Meaghan Fleck and Pat Cotman
Princess Margaret Cancer Centre registered nurses Meaghan Fleck, (L), and Pat Cotman reflect on the intense change every day of the past year, and how they’ve coped. (Photos: UHN)

Meaghan Fleck pronounced eight deaths in the first two-and-a-half months of her career.

As a 23-year-old registered nurse (RN) who graduated in February 2020, she started working in a long-term care home in Ontario's Kawarthas region. Two weeks later, the home was in COVID-19 outbreak.

"It spread like wildfire," she says. "Every resident in that nursing home got COVID. Thirty people died."

She joined the Autologous Bone Marrow Transplant Inpatient Unit at Princess Margaret Cancer Centre in June 2020 after her interest in oncology and an opening on the unit aligned.

"It was almost a relief to leave what felt like a COVID-warzone situation," says Meaghan, commenting on how the Princess Margaret has largely remained COVID-free throughout the pandemic.

"Still, we've been doing this for a year and it doesn't feel like you ever get your feet on the ground. It's a constant frenzy."

Tuesday, April 6 is Oncology Nursing Day, a day to recognize the key role these professionals play in our health system. Every day, oncology nurses make a significant impact on the patients they care for.

Over the past year, nurses at the Princess Margaret have worked tirelessly to provide compassionate and safe care to some of UHN's most vulnerable patients in the middle of a pandemic.  

Today is an opportunity to acknowledge and celebrate the many specialized oncology nurses who do great work on behalf of patients and other health professionals across UHN and beyond.

'Everything was so different'

In the ups and downs of the past year, Meaghan has mastered reflecting and accepting as a way to cope with the rapid-fire change, loss and new challenges that arise daily.

"You can't just suppress those tough moments, because at the end of the day, there's always going to be another patient, another scary situation, another family member who's lost someone, another hand to hold or med to give," she says.

"I need the time to reflect in order to accept what's happened so I can move on. You can't provide the best care without taking the time to acknowledge and truly feel what's happened first."

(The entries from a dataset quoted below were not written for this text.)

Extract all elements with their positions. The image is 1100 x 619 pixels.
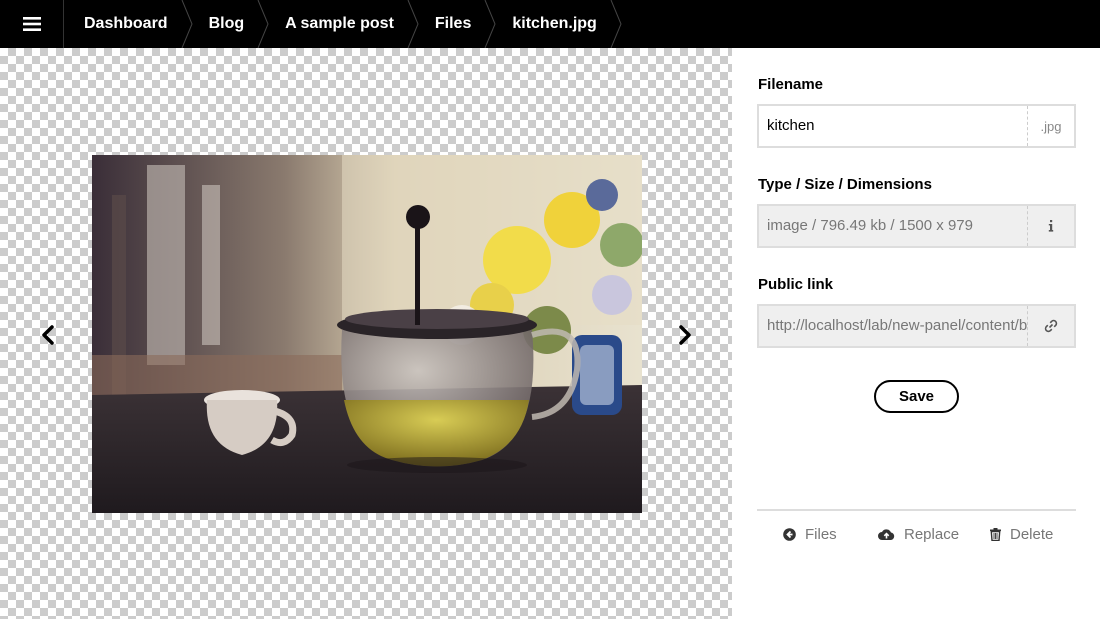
filename-input[interactable]: kitchen — [759, 106, 1027, 146]
breadcrumb: Dashboard Blog A sample post Files kitch… — [64, 0, 622, 48]
cloud-upload-icon — [878, 528, 895, 540]
breadcrumb-separator-icon — [610, 0, 622, 48]
menu-button[interactable] — [0, 0, 64, 48]
info-button[interactable] — [1027, 206, 1074, 246]
file-preview — [0, 48, 732, 619]
public-link-value[interactable]: http://localhost/lab/new-panel/content/b… — [759, 306, 1027, 346]
breadcrumb-label: kitchen.jpg — [512, 15, 597, 32]
public-link-label: Public link — [758, 276, 834, 293]
replace-file-button[interactable]: Replace — [878, 524, 959, 544]
breadcrumb-item-dashboard[interactable]: Dashboard — [64, 0, 193, 48]
divider — [757, 509, 1076, 511]
filename-label: Filename — [758, 76, 824, 93]
preview-image — [92, 155, 642, 513]
chevron-right-icon — [679, 325, 691, 345]
info-icon — [1048, 220, 1054, 232]
link-icon — [1044, 319, 1058, 333]
breadcrumb-item-blog[interactable]: Blog — [189, 0, 269, 48]
hamburger-icon — [22, 17, 41, 31]
breadcrumb-item-files[interactable]: Files — [415, 0, 496, 48]
trash-icon — [990, 527, 1001, 541]
top-bar: Dashboard Blog A sample post Files kitch… — [0, 0, 1100, 48]
filename-field: kitchen .jpg — [757, 104, 1076, 148]
breadcrumb-label: Dashboard — [84, 15, 168, 32]
info-value: image / 796.49 kb / 1500 x 979 — [767, 217, 973, 234]
info-field: image / 796.49 kb / 1500 x 979 — [757, 204, 1076, 248]
open-link-button[interactable] — [1027, 306, 1074, 346]
breadcrumb-label: Blog — [208, 15, 245, 32]
back-to-files-button[interactable]: Files — [783, 524, 837, 544]
breadcrumb-item-post[interactable]: A sample post — [265, 0, 419, 48]
filename-extension: .jpg — [1027, 106, 1074, 146]
delete-file-button[interactable]: Delete — [990, 524, 1053, 544]
save-button[interactable]: Save — [874, 380, 959, 413]
breadcrumb-label: Files — [434, 15, 472, 32]
previous-file-button[interactable] — [38, 323, 58, 347]
chevron-left-icon — [42, 325, 54, 345]
public-link-field: http://localhost/lab/new-panel/content/b… — [757, 304, 1076, 348]
file-sidebar: Filename kitchen .jpg Type / Size / Dime… — [732, 48, 1100, 619]
breadcrumb-item-current-file[interactable]: kitchen.jpg — [492, 0, 622, 48]
replace-action-label: Replace — [904, 525, 960, 543]
breadcrumb-label: A sample post — [285, 15, 394, 32]
info-label: Type / Size / Dimensions — [758, 176, 932, 193]
delete-action-label: Delete — [1010, 525, 1054, 543]
next-file-button[interactable] — [675, 323, 695, 347]
files-action-label: Files — [805, 525, 837, 543]
arrow-circle-left-icon — [783, 527, 796, 541]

For veteran RN Pat Cotman, a simple hello and thanks from a patient, and the support of her colleagues has made all the difference.

With 44 years of experience under her belt, she's familiar with change, and knows constant learning is par for the course with nursing. But when the pandemic came, it felt like completely new territory.

"You want to be flexible and adaptable, but when COVID hit it was really challenging" she says. "The switch to virtual care, the sudden and still changing protocols, constant use of PPE, the moving between different clinics at a moment's almost made me feel insecure at times.

"It was all kind of surreal, because everything was so different."

Pat used to work mostly in the Breast and Melanoma clinics, but put her hand up to work in the COVID Clinic when it first opened in March 2020, assessing cancer patients with possible COVID symptoms and ensuring they still receive the cancer care they need.

'I trust my colleagues, and I lean on them for support'

"In the COVID clinic we came face to face with how hard it was for our patients," Pat says. "In many cases, they were angry or afraid that if they were sent to the COVID clinic they wouldn't be able see their doctor, receive their treatment or get to their appointments on time.

"They were scared of being exposed to COVID and were alone because of visitor restrictions. It was hard to see their fear and vulnerability."

"It's a constant effort on everybody's part to deal with the intensity of change this year," Pat adds. "But we've really pulled together and figured it out. In some ways, working has been my saving grace.

"I trust my colleagues, and I lean on them for support. Very special people come to work here."

Above all, the recognition she receives from patients fuels her onwards. 

"It has always been that way for me," Pat says "It's not really the recognition, just more about feeling content knowing I made a difference in a patient's day.

"Many times, it's the smallest of gestures that carry the biggest impact."